The Commitmentphobe Buys a House

Tuesday, March 5, 2013

At first, T.J. didn't appreciate it too much when I told him buying a house was the biggest commitment I'd ever made. Sure, marriage is a big commitment, but a marriage doesn't necessarily tie you physically and financially to one spot on the planet. Some marriages might, if you marry someone averse to travel or being away from his family or who is tied to a career in a specific location, but thankfully my husband isn't like that. (And, honestly, I wouldn't have married anyone who was.)


It isn't that I never thought we'd buy a house. Owning a home is part of the American dream. But when our realtor Lisa called to say our offer on our near-dream home was accepted, I suddenly realized what a BFD home-buying is, and I turned a little green. 

After T.J. moved from Tennessee to Pennsylvania, his house sat on the market for nearly three years before finally selling at a loss. That's 36 months of mortgage payments, utility bills, hired lawn care, all gone. So what that experience taught me, perhaps erroneously, is that buying a house means you are stuck in a place or, if you try to leave when the market is unfavorable, you're going to be financially drained by it. My wanderlust kicked into overdrive at the very thought of homeownership. 

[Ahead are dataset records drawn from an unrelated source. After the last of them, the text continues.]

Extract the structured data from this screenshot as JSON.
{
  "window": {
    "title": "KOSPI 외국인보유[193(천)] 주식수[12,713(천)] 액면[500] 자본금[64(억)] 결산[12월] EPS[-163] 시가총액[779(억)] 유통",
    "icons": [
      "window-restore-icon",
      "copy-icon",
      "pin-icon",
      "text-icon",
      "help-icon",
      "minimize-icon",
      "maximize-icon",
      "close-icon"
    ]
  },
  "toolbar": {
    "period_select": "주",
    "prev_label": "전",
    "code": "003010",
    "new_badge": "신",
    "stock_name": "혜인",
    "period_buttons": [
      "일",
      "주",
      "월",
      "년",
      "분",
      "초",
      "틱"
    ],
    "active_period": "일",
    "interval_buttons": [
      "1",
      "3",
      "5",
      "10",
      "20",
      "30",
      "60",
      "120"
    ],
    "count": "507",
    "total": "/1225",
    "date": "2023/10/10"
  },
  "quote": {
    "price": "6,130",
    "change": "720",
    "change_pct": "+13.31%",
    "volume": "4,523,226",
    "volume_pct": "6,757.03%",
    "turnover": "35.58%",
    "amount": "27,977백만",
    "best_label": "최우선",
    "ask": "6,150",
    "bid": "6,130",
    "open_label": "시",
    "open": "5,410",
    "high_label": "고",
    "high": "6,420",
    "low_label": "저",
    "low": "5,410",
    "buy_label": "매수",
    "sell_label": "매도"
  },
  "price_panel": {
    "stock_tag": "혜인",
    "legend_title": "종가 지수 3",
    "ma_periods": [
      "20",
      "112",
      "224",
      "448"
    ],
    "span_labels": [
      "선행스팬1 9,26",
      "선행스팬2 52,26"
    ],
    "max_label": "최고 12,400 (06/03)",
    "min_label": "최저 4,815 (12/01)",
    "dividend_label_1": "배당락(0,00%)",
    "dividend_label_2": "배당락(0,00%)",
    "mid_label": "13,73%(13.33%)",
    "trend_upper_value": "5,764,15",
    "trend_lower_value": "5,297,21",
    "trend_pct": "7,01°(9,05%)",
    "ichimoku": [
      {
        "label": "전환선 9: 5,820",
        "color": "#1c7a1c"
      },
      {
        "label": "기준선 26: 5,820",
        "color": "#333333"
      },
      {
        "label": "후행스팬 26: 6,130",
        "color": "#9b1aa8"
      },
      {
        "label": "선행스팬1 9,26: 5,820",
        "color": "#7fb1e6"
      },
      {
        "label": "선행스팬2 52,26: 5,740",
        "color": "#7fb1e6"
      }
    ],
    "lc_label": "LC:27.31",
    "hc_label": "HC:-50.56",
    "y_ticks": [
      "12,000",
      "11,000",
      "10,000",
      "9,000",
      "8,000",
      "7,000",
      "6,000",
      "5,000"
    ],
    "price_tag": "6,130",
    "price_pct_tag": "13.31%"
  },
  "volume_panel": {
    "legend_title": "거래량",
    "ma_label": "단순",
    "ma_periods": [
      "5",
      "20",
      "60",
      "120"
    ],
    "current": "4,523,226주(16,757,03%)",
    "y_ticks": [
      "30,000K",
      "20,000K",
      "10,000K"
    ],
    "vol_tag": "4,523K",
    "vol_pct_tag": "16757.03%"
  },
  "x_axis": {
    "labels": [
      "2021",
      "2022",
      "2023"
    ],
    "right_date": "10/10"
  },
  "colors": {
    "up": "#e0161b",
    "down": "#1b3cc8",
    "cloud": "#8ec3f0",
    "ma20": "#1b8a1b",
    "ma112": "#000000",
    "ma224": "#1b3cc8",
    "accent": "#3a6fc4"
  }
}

Still, the rental market in the Huntsville area was pathetic, so we didn't have many options. We'd outgrown apartment living and could find no reasonably priced houses or duplexes for rent in decent condition. Buying looked like the only good option. 

On our very first full day back in Alabama (February 1), we spent the day with realtor Lisa, a friend of T.J.'s family, touring 10+ houses in southeast Huntsville. I'd combed Trulia, Zillow, and Realtor.com, looked through hundreds of listings and countless pictures, to narrow our list down to houses of a certain size, in a certain area, in a certain price range. We saw some contenders, but nothing we were in love with, nothing that said this is our home. I grew up in the country and didn't realize how much that had affected me until I started looking at houses with tiny backyards, or with five sets of neighbors staring into the backyard. We quickly learned how much superficial things like chain-link fences and above-ground utilities bothered us. And although we wanted a house in a more established neighborhood (with trees!), we wanted one that didn't require a ton of updating and remodeling. But the only two houses with private backyards (backing a green belt) needed at least $50,000-$100,000 worth of work just to be livable. We toured only one house we could honestly see ourselves in (and even it had a tiny backyard surrounded by neighbors), and when we decided to drive by it the very next day, found a "SOLD ANOTHER ONE" sign in the front yard! We couldn't believe our (rotten) luck. Just the previous weekend, we'd found a house that we thought was the one (with a lovely backyard of willow trees, a stone's throw from T.J.'s parents), and it sold before we could tour it--after sitting on the market for 6+ months.

While Lisa worked with some visiting out-of-town clients that weekend, we drove neighborhoods looking for "for sale" signs. We drove all over the northeast side of town, over the mountain in Hampton Cove, in Owens Cross Roads. We looked at older, established areas on the south side of town and brand-new developments of cookie-cutter houses, like something out of the Truman Show (so said T.J.). We were feeling more and more down about the loss of the other two houses that had sold just after we discovered them. We drove past the rest of the houses on the list we'd given to Lisa and ruled them out because of the neighborhoods, the neighbors, the steepness of the driveways, the school districts. After three days of full-time house searching, we were tired and dejected. We decided to take the night off to go to a movie, but we ended up house searching on our computers anyway.

Finally, we decided to look at houses in Madison, the neighboring city to Huntsville. T.J.'s commute would be about the same either way and some of the school districts were just as good as those in SE Huntsville, so we decided to give it a shot. We narrowed our list down to five or six houses and went out around dusk just to drive by them. One in particular we loved practically on first sight. We loved the neighborhood. We loved the curb appeal. We loved that the house had a huge backyard and backed up to a relatively quiet road, so the yard felt private. 

We sent our list of Madison contenders to Lisa, and the next day we drove out to see them. We ruled out several almost immediately. And then we toured the house we'd loved on sight. And we loved the inside even more. It just felt like home. So sunny, warm, with a good flow and lots of functional space. It had almost everything on our wishlist: four bedrooms, a study for me, a playroom for future kids, 2.5 baths, plenty of garage/storage space. We took T.J.'s parents and sister back the next day to see it, and that night we wrote up our offer. Less than 24 hours later, the homeowners had countered and we had accepted. We were going to be homeowners.

We are going to be homeowners. At 4:00 today, we will sign the papers that will officially make this house ours:



I'm excited. I'm nervous. I'm more than a little overwhelmed and intimidated. But I'm so ready to call this house our home.